SMS data reflect how a company’s violations and audits compare with similar companies, expressed as percentile rankings in categories known as Behavior Analysis and Safety Improvement Categories. They are not official ratings, which

can be issued only after FMCSA auditors evaluate a carrier’s operations.

The SMS changes will make that distinction clearer, DeBruyne said.

The disclosure left trucking industry representatives disappointed that FMCSA is not taking action on other CSA issues, such as hiding all BASIC rankings from the public unless the scores can be correlated with crash risk.
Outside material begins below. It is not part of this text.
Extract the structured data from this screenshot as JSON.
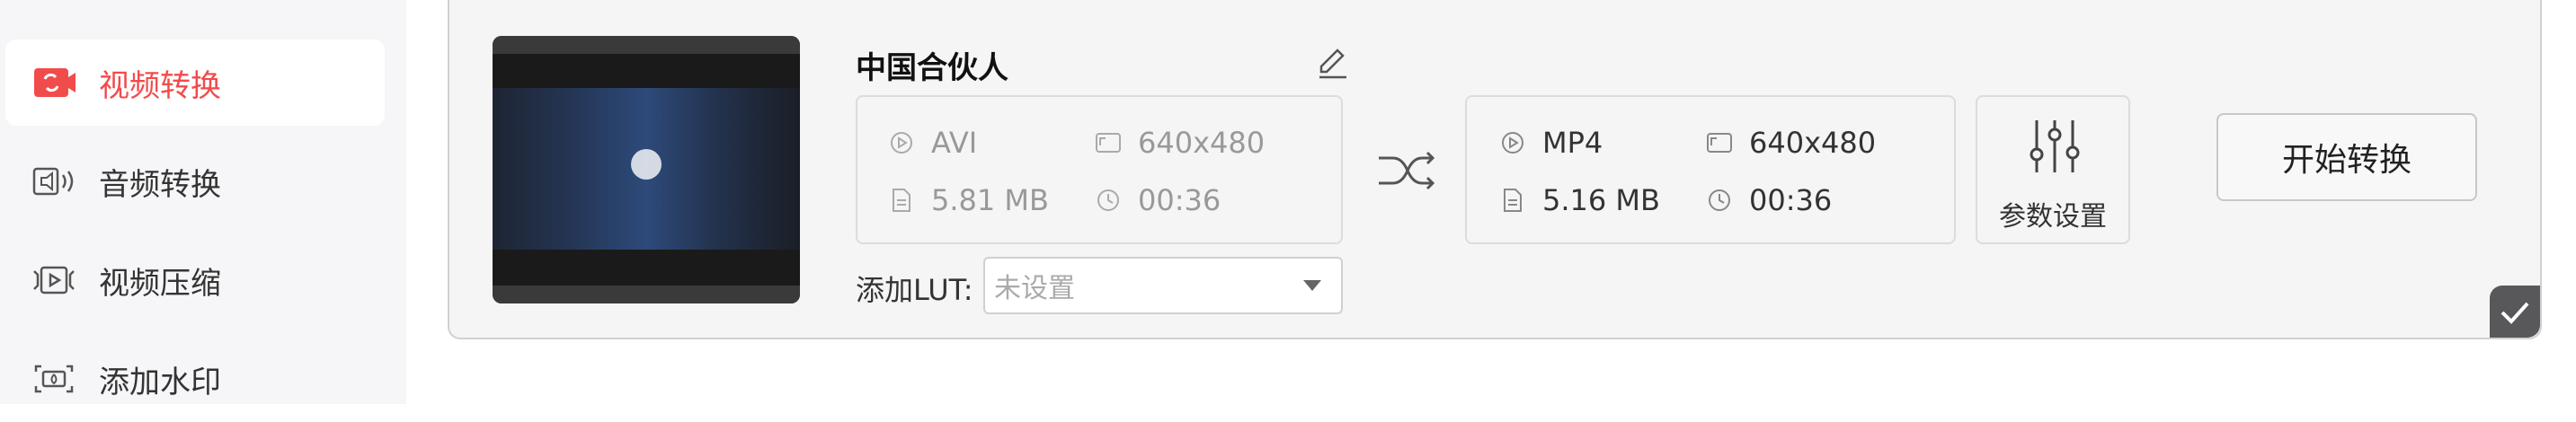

“It’s a good first step,” said Rob Abbott, vice president of safety policy at American Trucking Associations. “Regardless of how they display it, the intent of the program is to reduce crashes, injuries and fatalities. Ultimately, the most effective way to do that

is to identify fleets that are more likely to have crashes.”

However, some BASICs have an inverse relationship to crash risk, Abbott said, citing a 2012 study by the American Transportation Research Institute.

“Intuitively, that tells us that posting that data publicly . . . will achieve the inverse of the intent.”

Abbott is a member of the Motor Carrier Safety Advisory Committee’s subcommittee on CSA, which is scheduled to meet this week in Arlington, Va. The majority of that subcommittee has recommended that FMCSA hide BASIC scores.

“The only circumstance under which the subcommittee said they should remain in public view is if removing them is not possible. So we’d be interested to know: Why isn’t it possible?” Abbott said.

Bob Petrancosta, vice president of safety at less-than-truckload carrier Con-way Freight, was suspicious of FMCSA’s actions.

“Any time you put a disclaimer on something, you’re providing an explanation that what you’re seeing is not always what you’re getting. If you have to put a disclaimer on scores because they’re not telling the right story, why not fix the problem, so that they do tell the right story?” he said.

Shippers, brokers and the public will use CSA scores to judge carriers’ safety, Petrancosta said.

“And if those scores aren’t a true reflection of a carrier’s safety performance, I have a problem with that,” he said.

Steve Owings, co-founder of Road Safe America, said that it is important to differentiate between scores that measure safety and those that measure only compliance with regulations, but both should be displayed.

“Clearly, if they’re statistically predictive of future crashes, then we don’t see any problem calling them just that,” he said.

Petrancosta and Owings also are members of the subcommittee.

DeBruyne said FMCSA also wants to make clearer that a carrier should not be considered unsafe just because the agency does not have data.

“The lack of data should not be interpreted to the detriment of the carrier,” DeBruyne said.

The agency also is considering switching how it counts violations in CSA, he said. Currently, each violation is given a numerical score for the purpose of the calculations, but FMCSA might switch to high, medium and low.

But that would not solve the problem of violation scores that are not properly weighted to correspond to crash risk, Abbott said.

Petrancosta agreed. “At the end of the day, whether you rank it through high-medium-low or numbers, you’re still weighting it. And I’m not quite sure what you get out of that change,” he said.

FMCSA will allow motor carriers to see a preview of the changes sometime this year and will provide time for comment. The preview then will be open to the public before the agency implements the final changes.

FMCSA’s latest major changes to CSA were finalized in December, after they were previewed by carriers in August. Those 11 changes centered on realigning the BASICs and increasing oversight of hazardous-materials carriers (12-10, p. 3).